S’assurer que la transition écologique est juste, c’est donc encourager la création d’emplois de qualité, mais aussi accompagner les transformations de nombreuses filières et sites industriels, pour offrir des alternatives souhaitables aux salariés qui voient leurs activités menacées.
S’assurer que la transition écologique est juste, c’est aussi mettre en place des mesures d’accompagnement pour atténuer les impacts que peuvent avoir les politiques climatiques sur les ménages les plus précaires. C’est précisément ce qu’a échoué à faire le gouvernement français tout en continuant par ailleurs à exonérer des secteurs pourtant très émetteurs de gaz à effet de serre, renforçant ainsi le sentiment d’injustice fiscale, déjà présent dans la société.
La transition juste ne doit pas être une excuse pour freiner l’action climatique
Attention cependant à ne pas tomber dans le piège de reculer sur l’ambition climatique, sous prétexte de protéger le pouvoir d’achat et l’emploi. C’est ce qu’on peut observer avec l’attitude du gouvernement polonais, qui instrumentalise le concept, pour protéger le secteur du charbon et bloquer la transition énergétique. Pourtant, le charbon polonais coute en réalité cher à extraire, les mines ne sont pas rentables et ferment. Le pays importe de plus en plus de charbon de Russie et le secteur lutte pour réaliser des bénéfices, tout en maintenant les prix de l’énergie pour les ménages dans des limites politiquement acceptables.
C’est aussi ce qu’on peut aussi observer avec le gouvernement français, qui recule sur la taxation du carburant en réponse aux gilets jaunes. Cette mesure n’était pas suivie de mesures d’accompagnement et de mesures structurantes, pour faire face à la hausse des prix de l’énergie et sortir de la dépendance aux énergies fossiles. Elle a ainsi contribué à mener à cette situation. Mais on ne peut pas tout simplement mettre de côté la taxation du carbone. C’est un élément central de la fiscalité écologique nécessaire pour accélérer les changements et financer la transition. Elle doit cependant n’exonérer aucun secteur, surtout des secteurs qui aujourd’hui, contribuent de manière importante au dérèglement du climat comme l’aérien et le transport routier de marchandises et comporter des mesures d’accompagnement pour les ménages les plus précaires.

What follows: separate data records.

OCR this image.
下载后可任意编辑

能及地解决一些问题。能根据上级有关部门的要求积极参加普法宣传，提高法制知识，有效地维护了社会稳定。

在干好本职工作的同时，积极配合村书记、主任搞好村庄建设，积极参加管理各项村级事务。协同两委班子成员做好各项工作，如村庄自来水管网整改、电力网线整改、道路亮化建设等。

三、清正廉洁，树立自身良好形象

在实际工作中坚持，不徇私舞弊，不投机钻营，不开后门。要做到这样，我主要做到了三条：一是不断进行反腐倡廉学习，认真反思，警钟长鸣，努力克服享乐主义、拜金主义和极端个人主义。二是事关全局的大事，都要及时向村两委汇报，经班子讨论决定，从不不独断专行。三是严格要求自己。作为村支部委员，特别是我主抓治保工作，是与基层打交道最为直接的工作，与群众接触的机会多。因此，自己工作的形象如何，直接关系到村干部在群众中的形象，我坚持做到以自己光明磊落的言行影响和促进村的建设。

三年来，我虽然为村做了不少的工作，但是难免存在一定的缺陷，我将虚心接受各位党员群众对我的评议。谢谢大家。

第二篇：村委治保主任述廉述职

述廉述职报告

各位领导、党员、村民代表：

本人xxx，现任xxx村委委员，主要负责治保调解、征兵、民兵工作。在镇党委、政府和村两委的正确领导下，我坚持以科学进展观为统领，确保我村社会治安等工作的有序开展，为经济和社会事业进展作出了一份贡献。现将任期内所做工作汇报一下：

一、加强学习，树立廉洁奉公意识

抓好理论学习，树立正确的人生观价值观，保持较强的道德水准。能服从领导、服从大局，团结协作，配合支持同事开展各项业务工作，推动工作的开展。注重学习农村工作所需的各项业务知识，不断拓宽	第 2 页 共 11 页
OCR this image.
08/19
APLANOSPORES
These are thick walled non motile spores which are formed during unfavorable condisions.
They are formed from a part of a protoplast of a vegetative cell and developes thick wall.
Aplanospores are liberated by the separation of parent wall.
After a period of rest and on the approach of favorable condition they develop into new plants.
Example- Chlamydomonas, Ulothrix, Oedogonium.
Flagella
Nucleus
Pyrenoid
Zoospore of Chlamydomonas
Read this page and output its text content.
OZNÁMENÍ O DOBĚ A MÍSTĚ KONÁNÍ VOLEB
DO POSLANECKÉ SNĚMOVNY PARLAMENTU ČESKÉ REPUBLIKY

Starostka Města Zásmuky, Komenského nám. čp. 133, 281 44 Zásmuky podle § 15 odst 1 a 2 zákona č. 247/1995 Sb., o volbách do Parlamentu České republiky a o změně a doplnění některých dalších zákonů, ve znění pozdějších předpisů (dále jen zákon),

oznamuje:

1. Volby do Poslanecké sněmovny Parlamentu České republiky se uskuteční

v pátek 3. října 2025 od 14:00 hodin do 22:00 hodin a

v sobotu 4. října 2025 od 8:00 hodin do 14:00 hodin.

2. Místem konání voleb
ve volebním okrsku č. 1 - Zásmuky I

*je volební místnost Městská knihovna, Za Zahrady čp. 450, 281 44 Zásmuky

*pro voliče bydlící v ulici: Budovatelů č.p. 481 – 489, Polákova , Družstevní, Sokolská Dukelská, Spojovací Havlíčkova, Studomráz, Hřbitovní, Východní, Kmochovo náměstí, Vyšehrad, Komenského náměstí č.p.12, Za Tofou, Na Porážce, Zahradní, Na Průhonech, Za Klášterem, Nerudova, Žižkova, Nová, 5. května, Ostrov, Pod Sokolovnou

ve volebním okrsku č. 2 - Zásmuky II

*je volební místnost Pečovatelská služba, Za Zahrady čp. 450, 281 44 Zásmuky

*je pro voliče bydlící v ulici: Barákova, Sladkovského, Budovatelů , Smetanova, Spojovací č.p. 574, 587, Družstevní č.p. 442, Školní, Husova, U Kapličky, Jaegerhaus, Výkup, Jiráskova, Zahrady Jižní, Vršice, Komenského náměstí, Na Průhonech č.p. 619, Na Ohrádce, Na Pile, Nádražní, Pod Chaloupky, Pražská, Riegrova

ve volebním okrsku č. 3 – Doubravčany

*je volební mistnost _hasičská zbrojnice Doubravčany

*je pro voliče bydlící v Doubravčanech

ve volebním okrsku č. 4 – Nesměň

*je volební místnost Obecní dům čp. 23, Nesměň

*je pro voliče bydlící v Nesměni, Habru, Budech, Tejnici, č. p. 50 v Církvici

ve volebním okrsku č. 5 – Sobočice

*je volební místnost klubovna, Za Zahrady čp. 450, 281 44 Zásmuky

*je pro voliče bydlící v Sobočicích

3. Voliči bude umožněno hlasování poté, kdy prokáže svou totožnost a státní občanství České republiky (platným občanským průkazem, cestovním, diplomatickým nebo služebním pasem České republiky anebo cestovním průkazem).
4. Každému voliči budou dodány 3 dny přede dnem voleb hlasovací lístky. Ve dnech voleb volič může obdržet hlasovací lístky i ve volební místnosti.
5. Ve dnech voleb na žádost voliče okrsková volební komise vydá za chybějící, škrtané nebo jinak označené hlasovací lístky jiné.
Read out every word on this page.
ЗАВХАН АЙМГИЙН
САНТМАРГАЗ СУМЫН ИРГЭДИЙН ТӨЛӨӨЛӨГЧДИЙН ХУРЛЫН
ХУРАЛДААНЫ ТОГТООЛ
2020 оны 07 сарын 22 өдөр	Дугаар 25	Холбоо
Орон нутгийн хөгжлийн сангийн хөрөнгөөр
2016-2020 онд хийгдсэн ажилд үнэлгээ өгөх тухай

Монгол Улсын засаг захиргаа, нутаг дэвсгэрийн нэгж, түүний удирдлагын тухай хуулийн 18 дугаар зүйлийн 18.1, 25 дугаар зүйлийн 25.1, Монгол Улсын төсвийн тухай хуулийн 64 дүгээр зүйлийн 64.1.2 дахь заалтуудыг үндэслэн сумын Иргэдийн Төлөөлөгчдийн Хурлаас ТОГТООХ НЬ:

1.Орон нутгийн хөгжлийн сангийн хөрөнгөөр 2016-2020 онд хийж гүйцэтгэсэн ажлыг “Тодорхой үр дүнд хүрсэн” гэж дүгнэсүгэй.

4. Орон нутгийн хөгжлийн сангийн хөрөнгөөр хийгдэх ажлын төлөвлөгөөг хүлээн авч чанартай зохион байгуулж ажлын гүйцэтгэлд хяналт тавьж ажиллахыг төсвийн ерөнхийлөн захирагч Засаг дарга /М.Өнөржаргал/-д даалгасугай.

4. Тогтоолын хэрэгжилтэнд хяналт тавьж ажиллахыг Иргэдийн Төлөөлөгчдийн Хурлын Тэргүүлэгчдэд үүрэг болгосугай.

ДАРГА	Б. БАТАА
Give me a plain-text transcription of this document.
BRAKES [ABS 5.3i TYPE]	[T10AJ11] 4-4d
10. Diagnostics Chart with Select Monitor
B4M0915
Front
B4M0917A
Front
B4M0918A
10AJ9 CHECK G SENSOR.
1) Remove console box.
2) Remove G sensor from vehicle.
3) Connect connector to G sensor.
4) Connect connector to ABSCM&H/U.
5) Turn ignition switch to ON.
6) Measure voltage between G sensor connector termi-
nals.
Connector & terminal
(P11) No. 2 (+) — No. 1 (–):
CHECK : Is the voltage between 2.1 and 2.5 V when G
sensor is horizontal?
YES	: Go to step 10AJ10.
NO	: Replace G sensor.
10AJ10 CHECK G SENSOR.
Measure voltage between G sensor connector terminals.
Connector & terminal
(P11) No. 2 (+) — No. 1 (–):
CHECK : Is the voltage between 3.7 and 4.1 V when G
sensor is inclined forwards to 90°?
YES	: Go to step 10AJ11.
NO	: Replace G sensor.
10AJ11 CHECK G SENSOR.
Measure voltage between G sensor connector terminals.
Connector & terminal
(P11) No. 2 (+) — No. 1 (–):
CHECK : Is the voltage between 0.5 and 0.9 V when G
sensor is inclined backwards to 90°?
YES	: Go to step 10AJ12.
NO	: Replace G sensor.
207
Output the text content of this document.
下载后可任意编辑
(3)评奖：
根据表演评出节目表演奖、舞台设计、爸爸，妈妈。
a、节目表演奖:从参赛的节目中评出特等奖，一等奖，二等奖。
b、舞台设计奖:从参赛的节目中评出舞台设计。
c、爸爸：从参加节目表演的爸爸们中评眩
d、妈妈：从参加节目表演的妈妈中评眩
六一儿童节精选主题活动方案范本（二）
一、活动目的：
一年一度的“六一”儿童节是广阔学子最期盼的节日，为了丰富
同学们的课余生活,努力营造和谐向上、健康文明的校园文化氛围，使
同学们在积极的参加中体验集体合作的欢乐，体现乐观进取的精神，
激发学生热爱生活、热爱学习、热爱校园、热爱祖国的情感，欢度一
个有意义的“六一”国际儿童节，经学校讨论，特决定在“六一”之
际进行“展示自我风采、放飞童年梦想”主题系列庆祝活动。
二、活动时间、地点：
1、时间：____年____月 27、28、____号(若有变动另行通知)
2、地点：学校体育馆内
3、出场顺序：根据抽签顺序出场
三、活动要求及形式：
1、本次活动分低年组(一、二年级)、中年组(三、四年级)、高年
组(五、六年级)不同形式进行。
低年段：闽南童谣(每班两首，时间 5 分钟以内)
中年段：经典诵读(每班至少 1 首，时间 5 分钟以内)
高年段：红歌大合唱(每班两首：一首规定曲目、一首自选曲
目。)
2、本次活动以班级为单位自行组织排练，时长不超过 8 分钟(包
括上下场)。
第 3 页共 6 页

Le Secrétaire général de l’ONU l’a répété après la publication du dernier rapport du GIEC : il ne nous reste plus que deux ans pour changer de cap et baisser radicalement nos émissions de gaz à effet de serre. Chaque jour d’inaction réduit notre marche de manœuvre et notre capacité d’adaptation pour se réorganiser. Chaque jour d’inaction condamne de nouvelles personnes, qui sont déjà et seront victimes des impacts du dérèglement du climat.
Le changement radical de nos modes de production et de consommation est inévitable. La question est : jusqu’à quand attendra-t-on pour l’enclencher ? Plus on attend, plus les chocs seront difficiles à absorber par les sociétés et moins on sera en capacité d’accompagner socialement les populations vulnérables. Pour construire des propositions répondant à la fois au court et au moyen terme, la transition juste exige de l’anticipation, et non de la procrastination.